Das Guteschönewahre, es steht neben dem Hochgejazzten wie das Aschenbrödel neben ihren aufgedonnerten Stiefschwestern. Mit dem Unterschied, dass Wirklichkeit ist: Der Prinz nimmt die mit den abgehackten Zehen und lebt glücklich bis an sein Lebensende.
Was ist an einem Artikel über Gauck interessanter, als an einem über den idealen Staat oder über Gottesbeweise? Die spinnen, die Bundis! (Zonis inbegriffen) Was haben die davon, dass sie an diesem Geschwurbel teilnehmen? Soweit ist es gekommen: Einst haben die Medien die Leute vor sich hergejagt. Heute jagen die Leute den Medien hinterher. Warum, in Dreigottesnamen?

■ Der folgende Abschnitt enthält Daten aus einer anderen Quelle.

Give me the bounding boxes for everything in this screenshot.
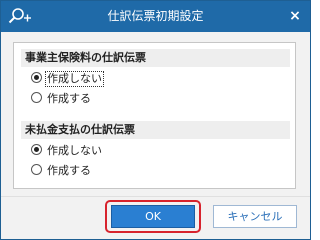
close-icon[interactable]: × <box>280 1 310 32</box>
radio-label: 作成しない <box>45 71 104 87</box>
radio-accounts-payable-no[interactable]: 作成しない <box>31 143 103 159</box>
radio-label: 作成する <box>47 164 91 177</box>
title-bar: 仕訳伝票初期設定 × <box>1 1 310 32</box>
settings-panel: 事業主保険料の仕訳伝票 作成しない 作成する 未払金支払の仕訳伝票 作成しない … <box>13 42 296 189</box>
footer-divider <box>1 196 310 197</box>
section-title-employer-insurance: 事業主保険料の仕訳伝票 <box>21 49 290 67</box>
cancel-button[interactable]: キャンセル <box>213 205 297 228</box>
radio-button-icon[interactable] <box>31 72 42 83</box>
dialog-window: 仕訳伝票初期設定 × 事業主保険料の仕訳伝票 作成しない 作成する 未払金支払の… <box>0 0 311 240</box>
radio-label: 作成する <box>47 92 91 105</box>
radio-button-icon[interactable] <box>31 164 42 175</box>
radio-employer-insurance-no[interactable]: 作成しない <box>31 71 104 87</box>
radio-employer-insurance-yes[interactable]: 作成する <box>31 91 92 107</box>
radio-accounts-payable-yes[interactable]: 作成する <box>31 163 92 179</box>
section-title-accounts-payable: 未払金支払の仕訳伝票 <box>21 121 290 139</box>
ok-button[interactable]: OK <box>111 205 195 228</box>
radio-button-icon[interactable] <box>31 144 42 155</box>
radio-label: 作成しない <box>47 144 102 157</box>
dialog-title: 仕訳伝票初期設定 <box>107 9 204 23</box>
radio-button-icon[interactable] <box>31 92 42 103</box>
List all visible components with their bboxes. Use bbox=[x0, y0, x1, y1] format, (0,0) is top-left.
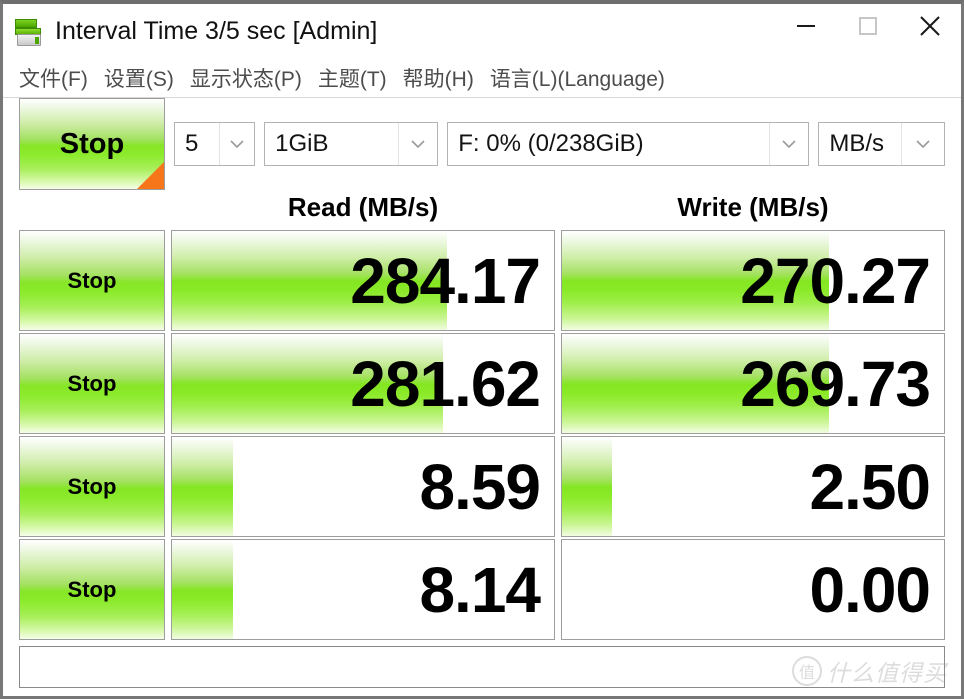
running-indicator-icon bbox=[137, 162, 164, 189]
menu-item-language[interactable]: 语言(L)(Language) bbox=[482, 63, 673, 93]
chevron-down-icon bbox=[219, 123, 254, 165]
window-title: Interval Time 3/5 sec [Admin] bbox=[55, 17, 378, 45]
target-drive-select[interactable]: F: 0% (0/238GiB) bbox=[447, 122, 810, 166]
menu-item-help[interactable]: 帮助(H) bbox=[395, 63, 482, 93]
row-1-write-value: 270.27 bbox=[740, 244, 931, 317]
target-drive-value: F: 0% (0/238GiB) bbox=[458, 130, 644, 157]
chevron-down-icon bbox=[901, 123, 944, 165]
disk-icon bbox=[14, 17, 44, 47]
row-4-read-bar bbox=[172, 540, 234, 639]
row-3-write-bar bbox=[562, 437, 612, 536]
menu-item-theme[interactable]: 主题(T) bbox=[310, 63, 395, 93]
title-bar: Interval Time 3/5 sec [Admin] bbox=[3, 4, 961, 59]
test-count-value: 5 bbox=[185, 130, 199, 157]
maximize-icon bbox=[859, 17, 877, 35]
row-4-stop-button[interactable]: Stop bbox=[19, 539, 165, 640]
crystaldiskmark-window: Interval Time 3/5 sec [Admin] 文件(F) 设置(S… bbox=[0, 0, 964, 699]
row-2-stop-button-label: Stop bbox=[67, 370, 117, 396]
column-headers: Read (MB/s) Write (MB/s) bbox=[3, 190, 961, 230]
menu-bar: 文件(F) 设置(S) 显示状态(P) 主题(T) 帮助(H) 语言(L)(La… bbox=[3, 59, 961, 98]
row-3-read-bar bbox=[172, 437, 234, 536]
table-row: Stop 284.17 270.27 bbox=[19, 230, 945, 331]
row-1-stop-button-label: Stop bbox=[67, 267, 117, 293]
row-1-stop-button[interactable]: Stop bbox=[19, 230, 165, 331]
row-1-read-cell: 284.17 bbox=[171, 230, 555, 331]
menu-item-settings[interactable]: 设置(S) bbox=[96, 63, 182, 93]
row-3-read-cell: 8.59 bbox=[171, 436, 555, 537]
row-1-write-cell: 270.27 bbox=[561, 230, 945, 331]
menu-item-file[interactable]: 文件(F) bbox=[11, 63, 96, 93]
row-2-stop-button[interactable]: Stop bbox=[19, 333, 165, 434]
row-4-read-value: 8.14 bbox=[419, 553, 541, 626]
unit-value: MB/s bbox=[829, 130, 885, 157]
row-2-write-cell: 269.73 bbox=[561, 333, 945, 434]
menu-item-profile[interactable]: 显示状态(P) bbox=[182, 63, 310, 93]
toolbar: Stop 5 1GiB F: 0% (0/238GiB) MB/s bbox=[3, 98, 961, 190]
test-count-select[interactable]: 5 bbox=[174, 122, 256, 166]
row-4-stop-button-label: Stop bbox=[67, 576, 117, 602]
row-3-stop-button[interactable]: Stop bbox=[19, 436, 165, 537]
row-4-write-value: 0.00 bbox=[809, 553, 931, 626]
chevron-down-icon bbox=[769, 123, 808, 165]
minimize-button[interactable] bbox=[775, 4, 837, 48]
row-1-read-value: 284.17 bbox=[350, 244, 541, 317]
write-column-header: Write (MB/s) bbox=[677, 192, 829, 222]
row-3-read-value: 8.59 bbox=[419, 450, 541, 523]
comment-area bbox=[3, 640, 961, 698]
row-4-write-cell: 0.00 bbox=[561, 539, 945, 640]
window-controls bbox=[775, 4, 961, 59]
all-stop-button[interactable]: Stop bbox=[19, 98, 165, 190]
row-3-stop-button-label: Stop bbox=[67, 473, 117, 499]
read-column-header: Read (MB/s) bbox=[287, 192, 439, 222]
table-row: Stop 281.62 269.73 bbox=[19, 333, 945, 434]
unit-select[interactable]: MB/s bbox=[818, 122, 945, 166]
row-3-write-cell: 2.50 bbox=[561, 436, 945, 537]
maximize-button[interactable] bbox=[837, 4, 899, 48]
table-row: Stop 8.14 0.00 bbox=[19, 539, 945, 640]
comment-input[interactable] bbox=[19, 646, 945, 688]
chevron-down-icon bbox=[398, 123, 437, 165]
row-4-read-cell: 8.14 bbox=[171, 539, 555, 640]
header-spacer bbox=[19, 190, 165, 230]
minimize-icon bbox=[797, 25, 815, 27]
test-size-select[interactable]: 1GiB bbox=[264, 122, 439, 166]
results-table: Stop 284.17 270.27 Stop 281.62 269.73 St… bbox=[3, 230, 961, 640]
row-3-write-value: 2.50 bbox=[809, 450, 931, 523]
table-row: Stop 8.59 2.50 bbox=[19, 436, 945, 537]
test-size-value: 1GiB bbox=[275, 130, 329, 157]
row-2-read-value: 281.62 bbox=[350, 347, 541, 420]
row-2-write-value: 269.73 bbox=[740, 347, 931, 420]
all-stop-button-label: Stop bbox=[59, 127, 125, 160]
close-button[interactable] bbox=[899, 4, 961, 48]
close-icon bbox=[920, 16, 940, 36]
row-2-read-cell: 281.62 bbox=[171, 333, 555, 434]
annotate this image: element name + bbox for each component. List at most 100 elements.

Ich meine es todernst. Der Bundespräsident, wer immer es nun sei, wird nie irgendetwas sagen oder tun, das sich innerlich bedenken liesse. Selbst in der besten aller Welten würde er nie etwas erzeugen, das man tief bewundern oder seinen Kindern beibringen könnte. Er wird unserem Leben niemals irgendeine Art von Reichtum und Fülle schenken. Es ist nicht seines Amtes. Er ist, mit einem Wort, im Leben der Meisten eine Nebenfigur.
Im Leben derjenigen Meisten, die selbiges Leben daran wegwerfen, es heute mit dem Bundespräsidenten, morgen mit Guido Westerwelle und übermorgen mit einem anderen Schund zuzubringen. Wie geht das zusammen? Die Zeit, die wir auf etwas wenden, ist ein Maß für dessen Wichtigkeit. Wieso wenden wir die meiste Zeit auf Belangloses? Ist dies das tiefere Meinen von Demokratie? Soll das ganze Leben randvoll mit Betrieb angefüllt sein, damit man ganz vergisst, es auch zu bewältigen?

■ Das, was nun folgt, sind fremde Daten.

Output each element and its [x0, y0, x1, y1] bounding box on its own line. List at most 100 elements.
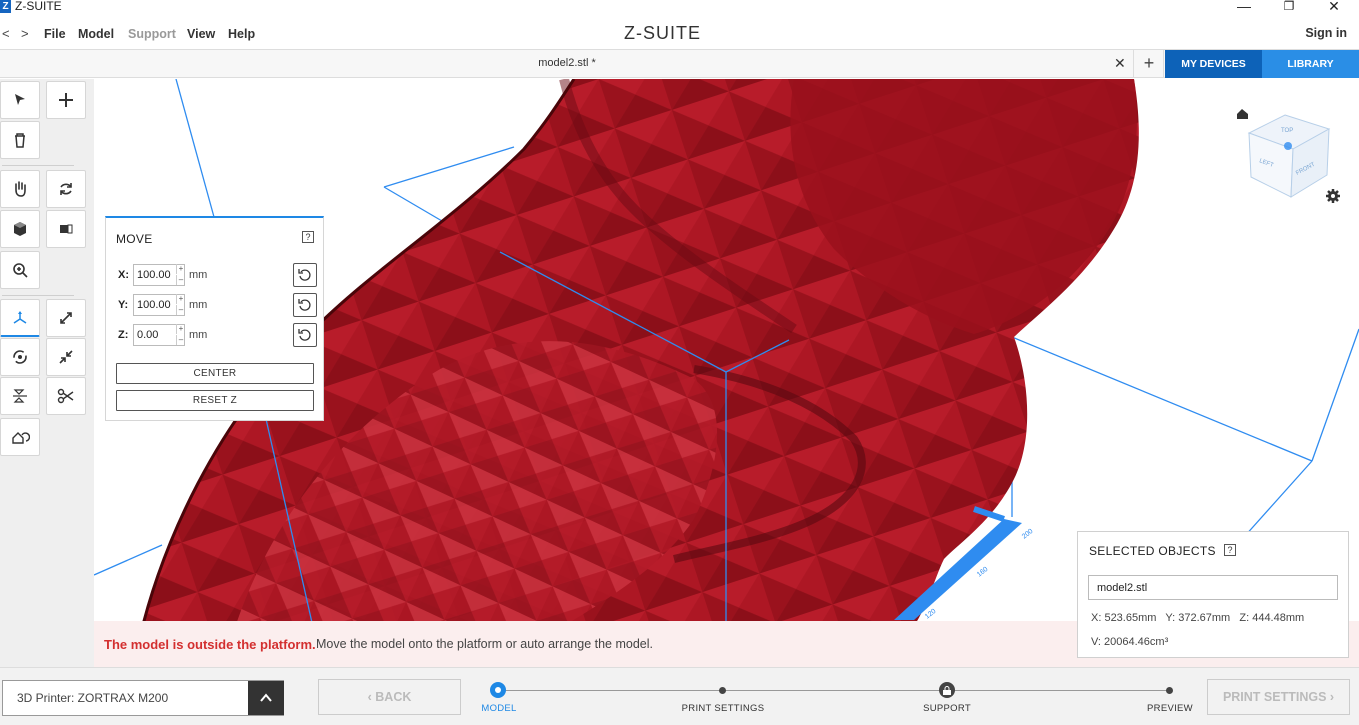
y-decrement-icon[interactable]: – [176, 305, 185, 315]
warning-message: Move the model onto the platform or auto… [316, 637, 653, 651]
selected-object-name[interactable] [1088, 575, 1338, 600]
printer-selector[interactable]: 3D Printer: ZORTRAX M200 [2, 680, 284, 716]
reset-x-button[interactable] [293, 263, 317, 287]
auto-arrange-tool[interactable] [0, 418, 40, 456]
app-logo-icon: Z [0, 0, 11, 13]
tab-bar: model2.stl * ✕ + MY DEVICES LIBRARY [0, 50, 1359, 78]
reset-z-button[interactable]: RESET Z [116, 390, 314, 411]
back-button[interactable]: ‹ BACK [318, 679, 461, 715]
rotate-view-tool[interactable] [46, 170, 86, 208]
scissors-icon [57, 388, 74, 404]
step-preview-dot[interactable] [1166, 687, 1173, 694]
step-model-label[interactable]: MODEL [481, 703, 516, 714]
menu-bar: < > File Model Support View Help Z-SUITE… [0, 18, 1359, 50]
platform-tick-160: 160 [976, 566, 990, 579]
left-toolbar [0, 79, 94, 667]
new-tab-button[interactable]: + [1135, 50, 1164, 78]
print-settings-label: PRINT SETTINGS [1222, 690, 1327, 704]
printer-toggle-button[interactable] [248, 681, 284, 715]
move-panel-title: MOVE [116, 232, 153, 246]
select-tool[interactable] [0, 81, 40, 119]
y-unit: mm [189, 299, 208, 311]
help-icon[interactable]: ? [302, 231, 314, 243]
back-arrow-icon[interactable]: < [2, 26, 10, 41]
step-print-settings-dot[interactable] [719, 687, 726, 694]
reset-z-icon-button[interactable] [293, 323, 317, 347]
menu-model[interactable]: Model [78, 27, 114, 41]
rotate-tool[interactable] [0, 338, 40, 376]
step-support-label[interactable]: SUPPORT [923, 703, 971, 714]
menu-file[interactable]: File [44, 27, 66, 41]
selected-objects-title: SELECTED OBJECTS [1089, 544, 1216, 558]
expand-icon [60, 312, 72, 324]
y-increment-icon[interactable]: + [176, 294, 185, 304]
hand-icon [15, 181, 26, 197]
minimize-button[interactable]: — [1229, 0, 1259, 14]
app-title: Z-SUITE [15, 0, 62, 13]
trash-icon [15, 133, 25, 148]
center-button[interactable]: CENTER [116, 363, 314, 384]
close-window-button[interactable]: ✕ [1319, 0, 1349, 14]
library-button[interactable]: LIBRARY [1262, 50, 1359, 78]
cut-tool[interactable] [46, 377, 86, 415]
close-tab-icon[interactable]: ✕ [1114, 55, 1126, 72]
home-icon[interactable] [1237, 109, 1248, 119]
z-decrement-icon[interactable]: – [176, 335, 185, 345]
plus-icon [59, 93, 73, 107]
compress-icon [59, 350, 73, 364]
file-tab[interactable]: model2.stl * ✕ [0, 50, 1134, 78]
move-panel: MOVE ? X: + – mm Y: + – mm Z: + – mm CEN… [105, 216, 324, 421]
shrink-tool[interactable] [46, 338, 86, 376]
rotate-icon [13, 350, 27, 364]
menu-help[interactable]: Help [228, 27, 255, 41]
zoom-icon [13, 263, 28, 278]
menu-view[interactable]: View [187, 27, 215, 41]
add-model-tool[interactable] [46, 81, 86, 119]
step-model-dot[interactable] [490, 682, 506, 698]
cursor-icon [15, 94, 25, 105]
delete-tool[interactable] [0, 121, 40, 159]
printer-label: 3D Printer: ZORTRAX M200 [17, 691, 169, 705]
step-preview-label[interactable]: PREVIEW [1147, 703, 1193, 714]
settings-gear-icon[interactable] [1326, 189, 1340, 203]
forward-arrow-icon[interactable]: > [21, 26, 29, 41]
move-axes-icon [13, 310, 27, 324]
zoom-tool[interactable] [0, 251, 40, 289]
maximize-button[interactable]: ❐ [1274, 0, 1304, 14]
x-increment-icon[interactable]: + [176, 264, 185, 274]
x-unit: mm [189, 269, 208, 281]
side-view-icon [60, 224, 73, 234]
move-z-row: Z: + – mm [118, 323, 318, 347]
scale-tool[interactable] [46, 299, 86, 337]
back-label: BACK [375, 690, 412, 704]
reset-y-button[interactable] [293, 293, 317, 317]
reset-icon [298, 269, 311, 281]
move-x-row: X: + – mm [118, 263, 318, 287]
z-increment-icon[interactable]: + [176, 324, 185, 334]
x-decrement-icon[interactable]: – [176, 275, 185, 285]
mirror-tool[interactable] [0, 377, 40, 415]
move-tool[interactable] [0, 299, 40, 337]
step-support-lock-icon[interactable] [939, 682, 955, 698]
reset-icon [298, 329, 311, 341]
help-icon[interactable]: ? [1224, 544, 1236, 556]
view-side-tool[interactable] [46, 210, 86, 248]
print-settings-button[interactable]: PRINT SETTINGS › [1207, 679, 1350, 715]
arrange-icon [12, 432, 30, 444]
selected-object-dimensions: X: 523.65mm Y: 372.67mm Z: 444.48mm [1091, 612, 1305, 624]
menu-support[interactable]: Support [128, 27, 176, 41]
my-devices-button[interactable]: MY DEVICES [1165, 50, 1262, 78]
mirror-icon [13, 389, 27, 403]
y-label: Y: [118, 299, 129, 311]
chevron-right-icon: › [1326, 690, 1335, 704]
chevron-up-icon [260, 693, 272, 702]
platform-tick-200: 200 [1021, 528, 1035, 541]
view-cube[interactable]: TOP LEFT FRONT [1237, 105, 1342, 210]
selected-objects-panel: SELECTED OBJECTS ? X: 523.65mm Y: 372.67… [1077, 531, 1349, 658]
pan-tool[interactable] [0, 170, 40, 208]
steps-line [498, 690, 1170, 691]
cube-top-label: TOP [1281, 128, 1293, 134]
view-cube-tool[interactable] [0, 210, 40, 248]
step-print-settings-label[interactable]: PRINT SETTINGS [682, 703, 765, 714]
sign-in-link[interactable]: Sign in [1305, 26, 1347, 40]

Ach, wäre es nur das Bewältigen! Es ist ja auch das Geniessen, das Amüsieren, das Lieben, das Hassen. Alles projiziert sich auf diese unwürdigen Gestalten und Gegenstände, deren Unwürdigkeit jeder umstandslos zugeben würde.
Es gibt nun eine Meinung, die sagt, das Platte wäre der Dünger des Hohen. Man könne sich nicht immer mit dem Gutenschönenwahren abgeben. Es strenge an. Es würde durch übermässigen Gebrauch gewöhnlich werden.
Das alles zugegeben. Es ist ja ein Strohmannargument. Ich behaupte nicht, man müsse. Und immer. Das Platte mag der Dünger des Hohen sein. Das Hohe, sage ich, hört auf, das Hohe zu sein, wenn niemand es für hoch ansieht. Wenn niemand es überhaupt nur ansieht.
Alle wollen düngen. Wozu denn, wenn niemand ernten will?